Her heart was still pounding, and the realization that hit her—that she was still trapped, still not free, and Chris was still after her—almost shoved her back into panic attack mode.
Conor smacked her on the thigh again before she could spin out of control. “Breathe, Kara,” he commanded. “Don’t think about anything else, don’t do anything else. All you’re doing right now is breathing with me. Inhale and exhale.”
He demonstrated and she imitated him, feeling the weight drop off as her heart relaxed and slowed.
Conor’s eyes warmed.
“Good girl,” he said, gathering her into his arms and rising off the bed.
“I don’t think spanking me is the right way to get me to stop panicking,” Kara said.
“It worked, didn’t it?” he said, carrying her across the room and into the bathroom before setting her on the sink.
“Maybe not the sink?” she said. I don’t want to break it and piss off Marcus.”
“Marcus probably doesn’t even know this bathroom exists. And you won’t break it,” Conor said.
The bathroom was as minimalist and opulent as the bedroom—a huge tub, an even bigger shower, everything stark and white and so, so boring. Kara loved HGTV as much as the next person, but come the fuck on.

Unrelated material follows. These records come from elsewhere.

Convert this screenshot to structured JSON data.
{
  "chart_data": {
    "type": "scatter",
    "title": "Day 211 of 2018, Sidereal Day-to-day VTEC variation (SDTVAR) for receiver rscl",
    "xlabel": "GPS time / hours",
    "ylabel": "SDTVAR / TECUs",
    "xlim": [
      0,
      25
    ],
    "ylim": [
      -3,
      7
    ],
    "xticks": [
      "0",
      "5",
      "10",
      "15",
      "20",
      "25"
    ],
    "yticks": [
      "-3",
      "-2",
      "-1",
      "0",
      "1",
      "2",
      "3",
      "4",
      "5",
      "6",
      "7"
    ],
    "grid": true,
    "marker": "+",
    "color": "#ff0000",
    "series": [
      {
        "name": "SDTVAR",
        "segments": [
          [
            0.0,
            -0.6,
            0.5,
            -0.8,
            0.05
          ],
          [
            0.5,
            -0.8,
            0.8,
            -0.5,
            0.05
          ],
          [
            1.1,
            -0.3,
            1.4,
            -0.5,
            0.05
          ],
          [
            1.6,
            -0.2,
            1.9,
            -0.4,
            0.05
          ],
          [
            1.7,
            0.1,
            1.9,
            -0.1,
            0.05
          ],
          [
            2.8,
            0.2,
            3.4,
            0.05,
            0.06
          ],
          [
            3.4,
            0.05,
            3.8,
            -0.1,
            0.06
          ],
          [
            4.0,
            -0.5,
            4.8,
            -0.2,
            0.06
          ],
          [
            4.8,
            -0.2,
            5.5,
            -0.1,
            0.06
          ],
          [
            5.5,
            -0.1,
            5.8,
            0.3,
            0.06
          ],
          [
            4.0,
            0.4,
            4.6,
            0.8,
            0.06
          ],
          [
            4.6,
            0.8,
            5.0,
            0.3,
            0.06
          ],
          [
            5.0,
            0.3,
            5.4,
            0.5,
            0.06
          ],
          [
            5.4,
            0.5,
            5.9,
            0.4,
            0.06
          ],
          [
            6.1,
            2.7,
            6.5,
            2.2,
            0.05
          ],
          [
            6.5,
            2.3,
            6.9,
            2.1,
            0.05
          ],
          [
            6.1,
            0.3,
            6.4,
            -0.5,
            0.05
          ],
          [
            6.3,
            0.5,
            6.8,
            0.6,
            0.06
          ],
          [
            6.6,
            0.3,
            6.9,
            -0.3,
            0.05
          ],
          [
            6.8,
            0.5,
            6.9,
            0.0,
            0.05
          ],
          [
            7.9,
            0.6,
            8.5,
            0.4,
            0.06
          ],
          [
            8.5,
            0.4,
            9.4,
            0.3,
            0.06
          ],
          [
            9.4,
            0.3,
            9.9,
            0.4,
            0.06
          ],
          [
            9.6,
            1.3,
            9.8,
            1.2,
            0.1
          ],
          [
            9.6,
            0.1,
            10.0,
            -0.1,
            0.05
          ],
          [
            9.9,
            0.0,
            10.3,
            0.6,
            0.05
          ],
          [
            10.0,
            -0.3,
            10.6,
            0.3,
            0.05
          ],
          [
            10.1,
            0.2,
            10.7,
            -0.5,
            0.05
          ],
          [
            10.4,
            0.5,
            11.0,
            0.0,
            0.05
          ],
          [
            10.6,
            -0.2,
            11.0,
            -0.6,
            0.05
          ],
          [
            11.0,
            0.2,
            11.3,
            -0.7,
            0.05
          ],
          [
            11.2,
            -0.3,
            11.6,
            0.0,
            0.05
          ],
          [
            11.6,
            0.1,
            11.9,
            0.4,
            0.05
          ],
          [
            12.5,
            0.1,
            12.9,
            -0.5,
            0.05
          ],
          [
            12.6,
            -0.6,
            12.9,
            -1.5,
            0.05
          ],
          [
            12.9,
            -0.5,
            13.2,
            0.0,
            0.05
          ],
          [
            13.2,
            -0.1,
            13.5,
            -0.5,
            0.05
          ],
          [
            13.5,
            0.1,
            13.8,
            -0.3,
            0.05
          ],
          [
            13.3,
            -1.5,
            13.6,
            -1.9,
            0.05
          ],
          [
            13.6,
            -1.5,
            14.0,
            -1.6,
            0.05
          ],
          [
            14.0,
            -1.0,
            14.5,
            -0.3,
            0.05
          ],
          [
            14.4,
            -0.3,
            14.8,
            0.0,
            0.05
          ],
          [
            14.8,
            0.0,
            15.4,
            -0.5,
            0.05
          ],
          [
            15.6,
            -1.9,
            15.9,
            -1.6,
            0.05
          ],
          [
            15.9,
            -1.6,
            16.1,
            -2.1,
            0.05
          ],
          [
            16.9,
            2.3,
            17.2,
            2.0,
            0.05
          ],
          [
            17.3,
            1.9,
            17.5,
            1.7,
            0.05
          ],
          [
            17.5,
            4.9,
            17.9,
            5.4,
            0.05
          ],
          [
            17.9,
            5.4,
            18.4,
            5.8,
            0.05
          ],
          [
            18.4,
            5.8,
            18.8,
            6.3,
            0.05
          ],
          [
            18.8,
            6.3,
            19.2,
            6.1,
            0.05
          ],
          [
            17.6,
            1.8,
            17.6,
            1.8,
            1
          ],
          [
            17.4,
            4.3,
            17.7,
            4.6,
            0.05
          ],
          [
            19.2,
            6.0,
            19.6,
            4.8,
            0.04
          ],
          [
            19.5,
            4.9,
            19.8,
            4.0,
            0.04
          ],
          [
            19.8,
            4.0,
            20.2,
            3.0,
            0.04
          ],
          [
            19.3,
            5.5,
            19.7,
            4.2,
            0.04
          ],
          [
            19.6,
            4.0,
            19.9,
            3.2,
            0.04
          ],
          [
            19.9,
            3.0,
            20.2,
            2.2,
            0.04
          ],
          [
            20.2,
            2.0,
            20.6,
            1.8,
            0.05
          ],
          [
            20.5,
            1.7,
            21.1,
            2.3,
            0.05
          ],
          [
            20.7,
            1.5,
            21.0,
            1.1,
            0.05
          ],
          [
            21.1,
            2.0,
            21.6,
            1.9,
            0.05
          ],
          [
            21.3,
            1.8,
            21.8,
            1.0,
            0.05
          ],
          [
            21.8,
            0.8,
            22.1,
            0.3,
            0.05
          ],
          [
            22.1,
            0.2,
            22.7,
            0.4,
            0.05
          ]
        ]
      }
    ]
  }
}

“Well, maybe we’d be doing him a favor if we broke the bathroom. He needs a better interior designer,” she remarked.
Conor chuckled as he turned the knobs on the tub and tested the water. “I think he was fucking the last one.”
“It couldn’t have been good, given how blah her taste is.”
This time, Conor threw back his head and laughed. It was deep and pure, almost joyful. Kara still wasn’t used to the change in him. Back at the cabin, whenever he’d laugh, it was dark and almost angry—like he was laughing about how the world had fucked him over and how he was anticipating fucking it back in return. But ever since they’d rescued her, his laugh was different.
“You seem happy,” she observed. “Everything is going to hell, but you seem happy.”
“What are you accusing me of?” he asked her. He abandoned the tub to approach her, bending his knees slightly so their faces were parallel. His dark eyes were so clear. They made her think of some poem she’d read in grad school, about how sometimes the night wrapped around you like a blanket and protected you from the dangers of daytime.
Chris had hated that poem.
“I’m not accusing you of anything, I’m just not used to seeing you happy.”